浅い微睡みの中にいたサラサは背中を撫でるくすぐったい感覚に目を覚ました。その感覚は肩甲骨のあたりから、腰の辺りまで肌の上をすぅ…と撫でては往復を繰り返す。この調子では眠れないと、サラサは寝返りをうって相手の意味のない行動を阻止することにした。

「もう……寝れないじゃない」
「フ……癖になってな」

非難の声に男は意地の悪い笑みを浮かべて、顔にかかる銀色の髪をかきあげた。その仕草が妙に様になっていて、気だるげな表情と相まって実に妖艶である。
彼に好意を寄せているものが見れば、否、たとえ好意なんぞ抱いていなくとも、扇情的でどきりとさせられるのだが、情事後の疲労と眠気がピークに達しているサラサは、彼の艶やかな美貌を前にしてもぴくりとも心を揺らさなかった。

「明日任務なんだから寝かせてよ」
「俺は休みだ」
「だからなに」
「最後まで付き合え」
「ふざけんなこの絶倫」
「人のことを言えるのか淫乱」
「黙れその口縫い付けてやろうか」
「出来るものならな」

しれっとそんなことを言われれば、意地でもやってやろうと気合いに火が灯る。
針と糸――簡単に引きちぎれないテグスがいいか――を探すべく起き上がったサラサは、けれど一瞬のうちにベッドへと縫い付けられ、退路を絶たれるように男に覆い被さられた。

「なに?」
「この部屋は誰の部屋だ?」
「セフィロスの部屋でしょ」
「そうだ。なら俺の部屋に針と糸があると思うか?」
「…………ない。そういえばここは冷蔵庫すらも空っぽなセフィロスの部屋だった……!」

御名答、とでも言いたげにくく、と喉奥で嗤った男――セフィロスはサラサの首筋に顔を埋めた。

「ッ……ひっ……!」

生暖かい舌が肌の上を這っていく。首筋から鎖骨にかけてをねっとりと舐められた。下腹部に直結するような快楽ではないが、それでも背筋からぞわぞわとしたものが這い上がってくる。
無理矢理快楽を引き出すつもりなのだと男の意図に気づいたサラサは震える手でセフィロスの身体を押し返す。しかし完成された男の身体を、たとえサラサが戦闘職種についていようとも力の差は歴然で、押し返すのは難しかった。

「こんにゃ、ろ……!」
「クク、遊びのつもりか?」

ニィ、と口端を吊り上げて意地の悪い笑みを浮かべた男はおもむろに手を伸ばし、サラサの身体をぐるりと反転させた。枕に顔面を押し付けることになったサラサは鼻をぶつけて僅かに呻く。

「な、にっ……!? ひぁっ……!」
「良い声で啼く」

ぬるりとした感触が背中をなぞる。それがセフィロスの舌だと気付いた瞬間、ぞわぞわとした感覚が倍増した気がした。

「ひぅっ……」
「感じてるのか?」
「っ……! 気持ち悪いの! なんなわけ一体!?」
「この傷痕……中々気に入ってな」
「はぁ?」

トントン、と指先でなぞられたのはサラサの背中にある刀傷だった。
サラサの背中には右の肩甲骨から腰にかけて斜めに傷痕がある。肉が盛り上がり皮膚がひきつった生々しい無惨なその痕はサラサがこの星に来る前に恋人を庇って出来たものだった。
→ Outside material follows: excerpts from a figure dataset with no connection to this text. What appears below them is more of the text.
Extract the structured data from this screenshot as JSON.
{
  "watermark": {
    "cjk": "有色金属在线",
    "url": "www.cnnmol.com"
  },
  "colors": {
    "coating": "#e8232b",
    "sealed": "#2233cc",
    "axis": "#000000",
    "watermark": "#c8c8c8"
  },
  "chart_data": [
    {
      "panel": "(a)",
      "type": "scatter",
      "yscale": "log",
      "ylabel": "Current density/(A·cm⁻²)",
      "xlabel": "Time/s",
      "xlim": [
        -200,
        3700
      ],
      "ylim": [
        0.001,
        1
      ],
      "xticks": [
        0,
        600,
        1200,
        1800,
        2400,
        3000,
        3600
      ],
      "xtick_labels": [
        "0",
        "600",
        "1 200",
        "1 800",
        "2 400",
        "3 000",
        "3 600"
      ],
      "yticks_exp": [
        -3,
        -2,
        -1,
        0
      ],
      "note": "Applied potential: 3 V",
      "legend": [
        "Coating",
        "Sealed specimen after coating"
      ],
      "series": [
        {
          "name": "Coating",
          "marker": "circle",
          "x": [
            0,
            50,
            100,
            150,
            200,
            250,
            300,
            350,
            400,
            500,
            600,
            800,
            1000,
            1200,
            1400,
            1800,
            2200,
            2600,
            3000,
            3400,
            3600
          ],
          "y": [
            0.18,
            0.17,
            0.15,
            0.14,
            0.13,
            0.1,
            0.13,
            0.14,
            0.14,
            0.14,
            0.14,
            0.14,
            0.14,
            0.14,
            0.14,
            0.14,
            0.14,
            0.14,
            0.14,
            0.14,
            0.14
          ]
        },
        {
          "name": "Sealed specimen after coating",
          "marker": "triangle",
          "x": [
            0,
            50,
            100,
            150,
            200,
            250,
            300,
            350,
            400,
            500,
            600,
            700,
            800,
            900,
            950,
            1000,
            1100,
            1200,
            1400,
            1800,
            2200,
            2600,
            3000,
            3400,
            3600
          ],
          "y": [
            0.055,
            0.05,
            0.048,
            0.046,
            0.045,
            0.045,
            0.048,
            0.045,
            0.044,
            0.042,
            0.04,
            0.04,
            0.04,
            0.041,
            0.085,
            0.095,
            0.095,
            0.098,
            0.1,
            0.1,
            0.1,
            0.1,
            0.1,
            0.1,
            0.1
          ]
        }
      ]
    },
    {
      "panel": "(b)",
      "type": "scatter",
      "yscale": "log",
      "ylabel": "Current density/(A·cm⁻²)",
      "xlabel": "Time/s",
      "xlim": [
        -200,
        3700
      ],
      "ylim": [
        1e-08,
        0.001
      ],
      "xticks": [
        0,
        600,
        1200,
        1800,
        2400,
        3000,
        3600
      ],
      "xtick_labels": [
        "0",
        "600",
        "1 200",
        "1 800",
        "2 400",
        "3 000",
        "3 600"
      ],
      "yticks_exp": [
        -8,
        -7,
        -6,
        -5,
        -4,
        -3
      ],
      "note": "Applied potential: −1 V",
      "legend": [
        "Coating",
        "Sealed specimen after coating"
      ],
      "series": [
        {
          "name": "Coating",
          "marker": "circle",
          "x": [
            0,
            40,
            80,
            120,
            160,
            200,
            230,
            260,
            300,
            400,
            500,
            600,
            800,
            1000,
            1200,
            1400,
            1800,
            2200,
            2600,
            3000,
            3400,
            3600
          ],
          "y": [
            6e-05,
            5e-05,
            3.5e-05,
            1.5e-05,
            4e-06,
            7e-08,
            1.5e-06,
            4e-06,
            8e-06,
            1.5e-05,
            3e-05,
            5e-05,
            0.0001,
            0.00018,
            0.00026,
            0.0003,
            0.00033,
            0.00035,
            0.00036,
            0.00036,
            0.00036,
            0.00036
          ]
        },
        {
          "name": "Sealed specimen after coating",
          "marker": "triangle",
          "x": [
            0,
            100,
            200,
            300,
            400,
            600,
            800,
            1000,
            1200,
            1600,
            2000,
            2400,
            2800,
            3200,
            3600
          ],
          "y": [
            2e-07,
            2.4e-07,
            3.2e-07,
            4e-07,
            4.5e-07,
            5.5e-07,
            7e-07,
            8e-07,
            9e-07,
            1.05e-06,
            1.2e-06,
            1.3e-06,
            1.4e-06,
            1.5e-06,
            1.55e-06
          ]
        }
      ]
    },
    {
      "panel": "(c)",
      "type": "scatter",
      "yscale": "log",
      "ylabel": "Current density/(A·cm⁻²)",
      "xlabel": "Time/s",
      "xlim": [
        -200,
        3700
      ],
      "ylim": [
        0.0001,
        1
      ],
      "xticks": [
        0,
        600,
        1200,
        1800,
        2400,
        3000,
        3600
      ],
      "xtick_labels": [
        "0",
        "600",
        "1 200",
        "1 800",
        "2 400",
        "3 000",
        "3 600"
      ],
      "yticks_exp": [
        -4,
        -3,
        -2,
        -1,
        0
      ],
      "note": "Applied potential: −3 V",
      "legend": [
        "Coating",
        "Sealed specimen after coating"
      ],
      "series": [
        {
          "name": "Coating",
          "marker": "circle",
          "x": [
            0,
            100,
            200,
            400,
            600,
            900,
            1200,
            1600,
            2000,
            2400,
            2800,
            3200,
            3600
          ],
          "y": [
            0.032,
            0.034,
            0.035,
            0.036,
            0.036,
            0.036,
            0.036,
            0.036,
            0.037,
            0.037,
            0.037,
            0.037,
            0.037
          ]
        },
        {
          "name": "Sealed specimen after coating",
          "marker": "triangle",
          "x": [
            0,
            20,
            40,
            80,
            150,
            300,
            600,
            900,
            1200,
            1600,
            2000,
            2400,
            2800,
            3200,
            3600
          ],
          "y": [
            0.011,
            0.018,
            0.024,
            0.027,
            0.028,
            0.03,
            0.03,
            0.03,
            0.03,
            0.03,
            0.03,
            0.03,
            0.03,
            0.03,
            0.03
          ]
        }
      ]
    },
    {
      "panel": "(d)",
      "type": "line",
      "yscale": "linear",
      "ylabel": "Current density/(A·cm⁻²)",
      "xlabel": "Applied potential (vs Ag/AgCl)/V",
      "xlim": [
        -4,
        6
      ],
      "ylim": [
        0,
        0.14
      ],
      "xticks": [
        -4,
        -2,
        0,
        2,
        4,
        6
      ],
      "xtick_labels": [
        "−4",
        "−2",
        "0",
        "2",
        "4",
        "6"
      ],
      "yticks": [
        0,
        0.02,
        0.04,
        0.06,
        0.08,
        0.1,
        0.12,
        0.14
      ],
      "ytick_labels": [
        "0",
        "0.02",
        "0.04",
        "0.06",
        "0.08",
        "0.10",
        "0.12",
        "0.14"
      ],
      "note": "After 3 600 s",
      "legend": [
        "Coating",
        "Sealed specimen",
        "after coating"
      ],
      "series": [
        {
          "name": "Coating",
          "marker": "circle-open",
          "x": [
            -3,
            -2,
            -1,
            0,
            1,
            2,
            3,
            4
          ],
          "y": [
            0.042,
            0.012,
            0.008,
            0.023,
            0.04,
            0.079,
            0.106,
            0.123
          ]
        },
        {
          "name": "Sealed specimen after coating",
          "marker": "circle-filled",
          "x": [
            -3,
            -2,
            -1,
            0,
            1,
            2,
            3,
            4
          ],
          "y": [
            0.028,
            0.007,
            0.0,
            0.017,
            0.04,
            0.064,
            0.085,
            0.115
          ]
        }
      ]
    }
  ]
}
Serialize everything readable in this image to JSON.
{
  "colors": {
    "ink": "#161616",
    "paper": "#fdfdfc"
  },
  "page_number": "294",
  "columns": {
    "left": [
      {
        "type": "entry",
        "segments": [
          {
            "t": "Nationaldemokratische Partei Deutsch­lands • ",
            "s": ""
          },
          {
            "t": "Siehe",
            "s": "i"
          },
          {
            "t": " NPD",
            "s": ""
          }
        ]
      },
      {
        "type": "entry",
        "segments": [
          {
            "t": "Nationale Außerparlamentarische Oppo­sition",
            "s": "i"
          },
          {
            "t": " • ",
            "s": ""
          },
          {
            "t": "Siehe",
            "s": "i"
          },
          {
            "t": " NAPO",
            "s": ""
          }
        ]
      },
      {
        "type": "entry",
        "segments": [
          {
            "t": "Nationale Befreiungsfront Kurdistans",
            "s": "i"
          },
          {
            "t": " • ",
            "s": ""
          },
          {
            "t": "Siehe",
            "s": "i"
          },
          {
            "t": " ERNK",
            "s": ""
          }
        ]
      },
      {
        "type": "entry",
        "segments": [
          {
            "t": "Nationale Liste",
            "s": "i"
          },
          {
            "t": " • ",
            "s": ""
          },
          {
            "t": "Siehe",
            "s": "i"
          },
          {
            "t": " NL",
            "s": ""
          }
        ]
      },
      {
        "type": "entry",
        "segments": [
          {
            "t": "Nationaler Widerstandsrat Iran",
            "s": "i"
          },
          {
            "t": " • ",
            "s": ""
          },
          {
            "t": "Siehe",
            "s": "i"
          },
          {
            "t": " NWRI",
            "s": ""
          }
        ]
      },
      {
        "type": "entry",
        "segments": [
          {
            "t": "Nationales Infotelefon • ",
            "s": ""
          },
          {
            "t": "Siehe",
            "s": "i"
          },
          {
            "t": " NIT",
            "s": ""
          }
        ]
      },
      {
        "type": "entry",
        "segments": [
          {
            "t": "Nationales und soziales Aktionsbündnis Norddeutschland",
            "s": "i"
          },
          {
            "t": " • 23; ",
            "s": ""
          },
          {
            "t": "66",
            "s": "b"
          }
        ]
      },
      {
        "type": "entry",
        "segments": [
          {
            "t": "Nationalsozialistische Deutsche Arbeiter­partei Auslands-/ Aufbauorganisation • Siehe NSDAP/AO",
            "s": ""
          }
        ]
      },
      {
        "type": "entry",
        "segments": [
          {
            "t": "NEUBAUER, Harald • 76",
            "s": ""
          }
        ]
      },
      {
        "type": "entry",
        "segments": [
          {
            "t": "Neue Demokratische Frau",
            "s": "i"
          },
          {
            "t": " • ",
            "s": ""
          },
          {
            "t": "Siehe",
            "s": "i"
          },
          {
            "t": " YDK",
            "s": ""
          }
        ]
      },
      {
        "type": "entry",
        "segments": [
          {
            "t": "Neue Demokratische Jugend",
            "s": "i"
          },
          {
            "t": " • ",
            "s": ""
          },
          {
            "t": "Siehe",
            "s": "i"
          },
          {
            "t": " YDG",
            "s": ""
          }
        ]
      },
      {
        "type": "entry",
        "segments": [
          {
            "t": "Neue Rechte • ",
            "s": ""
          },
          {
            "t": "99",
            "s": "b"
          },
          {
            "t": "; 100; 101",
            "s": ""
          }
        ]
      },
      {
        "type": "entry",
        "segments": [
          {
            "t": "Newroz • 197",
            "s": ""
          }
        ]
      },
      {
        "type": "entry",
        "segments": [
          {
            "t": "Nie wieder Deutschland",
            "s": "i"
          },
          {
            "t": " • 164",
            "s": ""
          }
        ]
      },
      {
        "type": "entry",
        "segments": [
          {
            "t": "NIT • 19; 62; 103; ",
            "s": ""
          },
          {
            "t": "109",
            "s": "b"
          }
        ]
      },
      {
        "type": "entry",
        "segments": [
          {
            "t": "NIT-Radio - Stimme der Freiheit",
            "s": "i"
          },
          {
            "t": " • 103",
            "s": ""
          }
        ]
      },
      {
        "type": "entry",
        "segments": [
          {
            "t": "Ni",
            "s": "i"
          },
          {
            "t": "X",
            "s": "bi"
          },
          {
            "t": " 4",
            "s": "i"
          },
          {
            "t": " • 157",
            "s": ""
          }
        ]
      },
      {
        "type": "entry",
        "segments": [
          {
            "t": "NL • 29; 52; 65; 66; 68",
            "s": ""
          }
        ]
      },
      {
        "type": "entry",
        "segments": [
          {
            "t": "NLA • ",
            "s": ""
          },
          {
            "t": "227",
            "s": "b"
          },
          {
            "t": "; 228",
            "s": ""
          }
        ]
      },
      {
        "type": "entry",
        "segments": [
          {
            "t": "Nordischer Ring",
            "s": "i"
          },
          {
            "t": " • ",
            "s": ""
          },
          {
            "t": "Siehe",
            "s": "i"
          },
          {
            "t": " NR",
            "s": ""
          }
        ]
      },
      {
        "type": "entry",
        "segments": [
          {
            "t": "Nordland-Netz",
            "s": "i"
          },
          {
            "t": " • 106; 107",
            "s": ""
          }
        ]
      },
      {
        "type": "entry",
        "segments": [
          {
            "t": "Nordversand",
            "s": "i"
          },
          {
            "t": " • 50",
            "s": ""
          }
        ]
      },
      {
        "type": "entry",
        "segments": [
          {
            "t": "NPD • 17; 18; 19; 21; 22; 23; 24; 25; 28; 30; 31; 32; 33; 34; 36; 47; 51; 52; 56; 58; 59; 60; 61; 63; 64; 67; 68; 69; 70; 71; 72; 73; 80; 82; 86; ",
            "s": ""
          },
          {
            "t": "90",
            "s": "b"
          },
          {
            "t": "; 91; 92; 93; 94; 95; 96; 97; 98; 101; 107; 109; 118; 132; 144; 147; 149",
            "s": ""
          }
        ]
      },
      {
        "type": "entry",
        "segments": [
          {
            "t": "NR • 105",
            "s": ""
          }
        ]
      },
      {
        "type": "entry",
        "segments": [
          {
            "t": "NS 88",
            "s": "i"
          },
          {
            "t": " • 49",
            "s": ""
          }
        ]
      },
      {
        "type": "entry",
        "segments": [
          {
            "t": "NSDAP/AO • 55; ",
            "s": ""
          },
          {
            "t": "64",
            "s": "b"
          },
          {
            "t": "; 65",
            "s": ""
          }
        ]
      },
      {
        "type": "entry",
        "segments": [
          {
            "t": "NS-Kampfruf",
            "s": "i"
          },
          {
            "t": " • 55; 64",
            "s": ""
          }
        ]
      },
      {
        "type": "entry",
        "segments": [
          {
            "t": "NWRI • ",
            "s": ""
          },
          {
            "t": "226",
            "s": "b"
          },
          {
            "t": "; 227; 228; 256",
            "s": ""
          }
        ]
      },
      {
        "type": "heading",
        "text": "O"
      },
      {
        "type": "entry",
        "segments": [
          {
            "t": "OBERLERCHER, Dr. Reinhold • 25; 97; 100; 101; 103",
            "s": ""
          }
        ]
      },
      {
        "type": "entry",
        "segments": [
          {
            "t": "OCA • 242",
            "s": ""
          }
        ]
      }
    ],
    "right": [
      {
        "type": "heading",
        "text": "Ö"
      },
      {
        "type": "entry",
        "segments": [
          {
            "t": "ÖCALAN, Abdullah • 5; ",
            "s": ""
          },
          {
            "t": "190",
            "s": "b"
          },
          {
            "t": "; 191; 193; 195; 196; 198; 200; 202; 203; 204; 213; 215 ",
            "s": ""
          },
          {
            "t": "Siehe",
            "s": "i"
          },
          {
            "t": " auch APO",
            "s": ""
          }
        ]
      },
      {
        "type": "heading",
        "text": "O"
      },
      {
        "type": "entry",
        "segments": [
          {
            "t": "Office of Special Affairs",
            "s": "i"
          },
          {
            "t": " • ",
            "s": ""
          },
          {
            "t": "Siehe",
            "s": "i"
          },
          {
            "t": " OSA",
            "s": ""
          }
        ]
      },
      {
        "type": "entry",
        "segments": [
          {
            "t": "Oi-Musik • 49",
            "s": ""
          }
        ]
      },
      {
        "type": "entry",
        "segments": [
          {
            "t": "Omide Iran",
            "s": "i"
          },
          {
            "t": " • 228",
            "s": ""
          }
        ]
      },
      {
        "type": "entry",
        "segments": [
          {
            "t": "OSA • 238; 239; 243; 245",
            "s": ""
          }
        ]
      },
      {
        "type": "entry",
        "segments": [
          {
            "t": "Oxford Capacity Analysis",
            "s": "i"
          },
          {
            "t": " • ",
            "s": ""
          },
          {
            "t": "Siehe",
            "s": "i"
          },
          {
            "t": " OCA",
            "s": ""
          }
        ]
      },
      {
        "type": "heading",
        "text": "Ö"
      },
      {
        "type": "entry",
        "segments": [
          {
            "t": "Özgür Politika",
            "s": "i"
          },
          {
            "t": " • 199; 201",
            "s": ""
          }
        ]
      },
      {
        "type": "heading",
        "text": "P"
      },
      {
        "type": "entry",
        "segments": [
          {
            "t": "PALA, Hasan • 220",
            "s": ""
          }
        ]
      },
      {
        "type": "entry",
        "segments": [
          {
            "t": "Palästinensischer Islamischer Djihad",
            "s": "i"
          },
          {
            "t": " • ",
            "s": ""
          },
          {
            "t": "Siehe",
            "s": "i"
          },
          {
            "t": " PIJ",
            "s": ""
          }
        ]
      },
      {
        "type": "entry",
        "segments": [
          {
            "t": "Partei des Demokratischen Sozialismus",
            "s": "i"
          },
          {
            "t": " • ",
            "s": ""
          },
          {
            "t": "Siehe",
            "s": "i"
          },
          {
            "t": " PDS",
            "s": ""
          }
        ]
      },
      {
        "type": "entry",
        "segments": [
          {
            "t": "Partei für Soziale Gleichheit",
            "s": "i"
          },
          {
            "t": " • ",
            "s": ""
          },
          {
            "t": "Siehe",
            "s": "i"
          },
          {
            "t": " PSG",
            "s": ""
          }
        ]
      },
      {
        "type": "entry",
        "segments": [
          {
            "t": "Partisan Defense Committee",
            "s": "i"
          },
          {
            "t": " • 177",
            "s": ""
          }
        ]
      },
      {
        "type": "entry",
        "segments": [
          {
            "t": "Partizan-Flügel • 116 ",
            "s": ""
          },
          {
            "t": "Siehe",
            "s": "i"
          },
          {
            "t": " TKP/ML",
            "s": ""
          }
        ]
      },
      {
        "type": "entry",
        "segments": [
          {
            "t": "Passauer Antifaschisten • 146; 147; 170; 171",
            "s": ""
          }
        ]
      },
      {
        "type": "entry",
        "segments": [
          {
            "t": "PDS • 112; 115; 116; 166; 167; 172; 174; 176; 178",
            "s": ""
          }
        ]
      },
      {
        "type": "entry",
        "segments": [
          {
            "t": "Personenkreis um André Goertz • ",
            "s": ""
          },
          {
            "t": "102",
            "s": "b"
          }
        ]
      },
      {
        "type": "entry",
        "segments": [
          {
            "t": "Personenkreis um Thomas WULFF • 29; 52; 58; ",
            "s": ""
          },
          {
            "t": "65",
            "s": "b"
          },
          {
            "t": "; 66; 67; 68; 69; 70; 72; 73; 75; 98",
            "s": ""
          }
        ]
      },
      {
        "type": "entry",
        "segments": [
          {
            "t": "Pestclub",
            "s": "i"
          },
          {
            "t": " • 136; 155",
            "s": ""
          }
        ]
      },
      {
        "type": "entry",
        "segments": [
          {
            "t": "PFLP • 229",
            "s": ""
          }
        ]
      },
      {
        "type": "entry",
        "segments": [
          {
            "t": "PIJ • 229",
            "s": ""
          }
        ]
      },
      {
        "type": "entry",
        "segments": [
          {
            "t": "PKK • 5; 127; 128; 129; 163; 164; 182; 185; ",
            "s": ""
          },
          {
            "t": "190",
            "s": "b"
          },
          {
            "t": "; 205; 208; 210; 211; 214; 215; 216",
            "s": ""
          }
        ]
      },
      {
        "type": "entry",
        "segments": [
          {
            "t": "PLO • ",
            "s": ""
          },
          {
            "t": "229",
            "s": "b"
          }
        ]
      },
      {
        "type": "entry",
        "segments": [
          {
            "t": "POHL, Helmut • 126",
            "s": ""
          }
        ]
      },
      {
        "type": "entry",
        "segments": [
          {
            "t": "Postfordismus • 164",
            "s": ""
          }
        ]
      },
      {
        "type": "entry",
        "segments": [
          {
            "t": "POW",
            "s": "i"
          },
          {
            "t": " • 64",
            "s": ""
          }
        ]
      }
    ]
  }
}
「酔狂な。男って普通、女に傷があるの厭うもんじゃないの?」
「俺は気にしないが。それにこの傷痕――お前の元夫は知らないのだろう?」
「そりゃあ、ね。その前に、死んだから」
「つまり俺だけが知っている。そうだろう?」
「うん、まぁ、そうなるね」
「ふ……」
「……何優越感に浸ってるの」
「いい響きじゃないか。お前の元夫が知らない部分を俺だけが知っている」
「だから気に入っている、と?」
「まあな」
「ふぅん」

この男にしてはなんとも単純な理由だと、サラサは適当に頷いた。しかしふとその脳裏を掠めた疑問に首を傾げた。
まさかとは思う。だがもしかして。